Dogs do not like people who are mean to their owners, Japanese researchers said Friday, and will refuse food offered by people who have snubbed their master.
The findings reveal that canines have the capacity to co-operate socially -- a characteristic found in a relatively small number of species, including humans and some other primates.
Researchers led by Kazuo Fujita, a professor of comparative cognition at Kyoto University, tested three groups of 18 dogs using role plays in which their owners needed to open a box.
In all three groups, the owner was accompanied by two people whom the dog did not know.
In the first group, the owner sought assistance from one of the other people, who actively refused to help.
In the second group, the owner asked for, and received, help from one person. In both groups, the third person was neutral and not involved in either helping or refusing to help.
Neither person interacted with the dog's owner in the control -- third -- group.
After watching the box-opening scene, the dog was offered food by the two unfamiliar people in the room.
Dogs that saw their owner being rebuffed were far more likely to choose food from the neutral observer, and to ignore the offer from the person who had refused to help, Fujita said.
Dogs whose owners were helped and dogs whose owners did not interact with either person showed no marked preference for accepting snacks from the strangers.
"We discovered for the first time that dogs make social and emotional evaluations of people regardless of their direct interest," Fujita said.
If the dogs were acting solely out of self-interest, there would be no differences among the groups, and a roughly equal number of animals would have accepted food from each person.
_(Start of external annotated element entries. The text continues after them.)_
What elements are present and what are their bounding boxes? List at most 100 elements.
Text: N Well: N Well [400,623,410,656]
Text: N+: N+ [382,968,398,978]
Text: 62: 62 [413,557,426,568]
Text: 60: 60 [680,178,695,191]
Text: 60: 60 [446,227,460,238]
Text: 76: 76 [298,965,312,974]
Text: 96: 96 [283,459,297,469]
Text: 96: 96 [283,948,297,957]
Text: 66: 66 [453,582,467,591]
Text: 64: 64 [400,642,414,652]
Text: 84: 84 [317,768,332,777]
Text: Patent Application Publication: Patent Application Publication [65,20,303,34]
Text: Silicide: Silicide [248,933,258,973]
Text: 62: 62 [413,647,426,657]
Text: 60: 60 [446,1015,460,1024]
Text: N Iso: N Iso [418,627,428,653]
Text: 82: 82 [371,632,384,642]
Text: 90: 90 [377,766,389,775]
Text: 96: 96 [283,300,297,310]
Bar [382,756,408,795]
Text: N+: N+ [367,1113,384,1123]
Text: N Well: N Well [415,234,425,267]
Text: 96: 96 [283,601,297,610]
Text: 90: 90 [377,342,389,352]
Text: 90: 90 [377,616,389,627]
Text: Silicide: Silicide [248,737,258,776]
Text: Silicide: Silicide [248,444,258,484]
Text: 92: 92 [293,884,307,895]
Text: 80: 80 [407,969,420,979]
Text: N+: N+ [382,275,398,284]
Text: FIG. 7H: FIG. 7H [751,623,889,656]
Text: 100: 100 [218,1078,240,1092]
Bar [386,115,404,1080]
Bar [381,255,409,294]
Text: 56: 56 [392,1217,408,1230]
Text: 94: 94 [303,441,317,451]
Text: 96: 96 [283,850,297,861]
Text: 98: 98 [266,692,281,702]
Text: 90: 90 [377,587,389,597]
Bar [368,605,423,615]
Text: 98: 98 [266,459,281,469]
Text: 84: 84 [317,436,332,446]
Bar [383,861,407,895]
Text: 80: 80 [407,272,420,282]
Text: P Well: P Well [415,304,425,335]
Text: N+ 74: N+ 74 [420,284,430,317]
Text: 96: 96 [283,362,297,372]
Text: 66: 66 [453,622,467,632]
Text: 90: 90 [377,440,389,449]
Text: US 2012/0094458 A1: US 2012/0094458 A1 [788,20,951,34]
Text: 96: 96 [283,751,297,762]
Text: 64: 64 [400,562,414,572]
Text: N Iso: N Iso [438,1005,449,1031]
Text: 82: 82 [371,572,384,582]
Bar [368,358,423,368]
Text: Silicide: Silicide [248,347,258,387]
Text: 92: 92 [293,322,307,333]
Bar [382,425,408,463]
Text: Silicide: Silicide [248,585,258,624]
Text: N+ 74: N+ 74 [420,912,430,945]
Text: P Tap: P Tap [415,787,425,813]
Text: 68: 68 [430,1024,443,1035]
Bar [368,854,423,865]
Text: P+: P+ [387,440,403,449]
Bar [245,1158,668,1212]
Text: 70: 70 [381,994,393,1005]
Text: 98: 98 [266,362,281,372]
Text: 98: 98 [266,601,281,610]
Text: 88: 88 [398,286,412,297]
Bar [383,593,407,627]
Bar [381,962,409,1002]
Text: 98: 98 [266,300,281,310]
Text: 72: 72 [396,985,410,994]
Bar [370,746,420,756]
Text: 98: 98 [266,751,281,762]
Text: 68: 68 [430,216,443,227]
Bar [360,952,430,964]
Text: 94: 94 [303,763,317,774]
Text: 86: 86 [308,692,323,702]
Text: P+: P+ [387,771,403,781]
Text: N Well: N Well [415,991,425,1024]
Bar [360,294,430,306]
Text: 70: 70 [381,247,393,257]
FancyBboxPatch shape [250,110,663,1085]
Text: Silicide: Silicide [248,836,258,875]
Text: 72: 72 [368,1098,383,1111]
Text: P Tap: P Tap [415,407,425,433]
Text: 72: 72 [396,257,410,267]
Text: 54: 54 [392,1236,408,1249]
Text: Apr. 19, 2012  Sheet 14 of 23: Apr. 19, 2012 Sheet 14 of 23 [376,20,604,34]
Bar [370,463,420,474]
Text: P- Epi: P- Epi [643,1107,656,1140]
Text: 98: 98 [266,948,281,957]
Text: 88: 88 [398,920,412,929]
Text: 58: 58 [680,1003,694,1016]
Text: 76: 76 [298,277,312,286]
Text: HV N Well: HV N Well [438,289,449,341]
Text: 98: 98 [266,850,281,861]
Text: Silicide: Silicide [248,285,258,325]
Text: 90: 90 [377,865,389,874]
"This ability is one of key factors in building a highly collaborative society, and this study shows that dogs share that ability with humans," he said.
The trait is present in children from the age of about three, the research papers said.
Interestingly, noted Fujita, not all primates demonstrate this behaviour.
"There is a similar study that showed tufted capuchins (a monkey native to South America) have this ability, but there is no evidence that chimpanzees demonstrate a preference unless there is a direct benefit to them," he told AFP.
The study will appear in the science journal "Animal Behaviour" to be published later this month by Amsterdam-based Elsevier, he said.